Joel took the little, rusty, black case in his hands reverently. A woman’s face, not grand, nor fair even, some bits of tawdry finery making its plainness plainer; and beside it a round-eyed boy plumped into a high chair, with two little feet sticking sturdily out in Joel’s face.
Mrs. Brandt looked over her husband’s shoulder with kindly curiosity.
“The boy favors you amazingly about the mouth; but he’s got his mother’s eyes, and they’re sharp, knowin’ eyes, too. He’s a bright one, I’ll be bound.”
“Yours, I reckon?”
“Yes, that’s Loisy an’ the boy,” fighting the conscious pride in his voice like one who tries to wear his honors meekly.
He took the well-worn case again, gazing into the two faces an instant with helpless yearning, and returned it to its place. The very way he handled it was a caress, fastening the little brass hook with scrupulous care.

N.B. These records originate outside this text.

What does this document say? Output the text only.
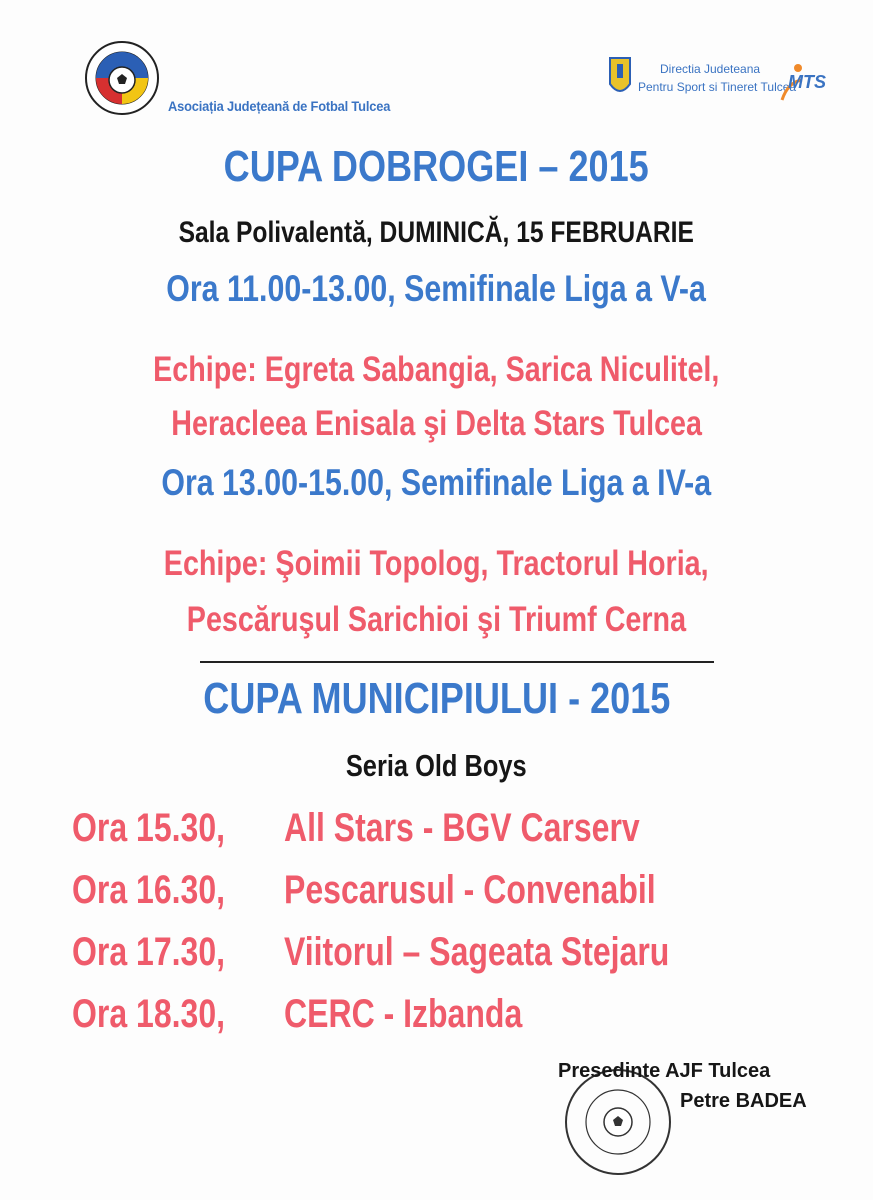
Asociația Județeană de Fotbal Tulcea
Directia Judeteana
Pentru Sport si Tineret Tulcea
MTS
CUPA DOBROGEI – 2015
Sala Polivalentă, DUMINICĂ, 15 FEBRUARIE
Ora 11.00-13.00, Semifinale Liga a V-a
Echipe: Egreta Sabangia, Sarica Niculitel,
Heracleea Enisala şi Delta Stars Tulcea
Ora 13.00-15.00, Semifinale Liga a IV-a
Echipe: Şoimii Topolog, Tractorul Horia,
Pescăruşul Sarichioi şi Triumf Cerna
CUPA MUNICIPIULUI - 2015
Seria Old Boys
Ora 15.30, All Stars - BGV Carserv
Ora 16.30, Pescarusul - Convenabil
Ora 17.30, Viitorul – Sageata Stejaru
Ora 18.30, CERC - Izbanda
Presedinte AJF Tulcea
Petre BADEA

“I’ll be sendin’ fur ’em when I git red o’ this pesterin’ cough.”
II.
A very quiet, unobtrusive guest Mrs. Brandt found the man Brice; talking little save in a sudden gush of confidence, and always of his wife and child; choosing a quiet corner of the kitchen in the chill California nights, where he watched his hostess’s deft movements with wistful admiration.
“Try huntin’, Brice; the doctors mostly say it’s healthy.”
And Brice tried hunting, as Joel advised, taking the gun from its crotch over the door after breakfast, and wandering for hours in the yellow, wine-like air of the mesa. He came in at noon and nightfall always empty-handed, yet no one derided his failure. There was something about the man that smothered derision.
“A sort o’ thunderin’ patience that knocks a fellow,” Bert Fox put it.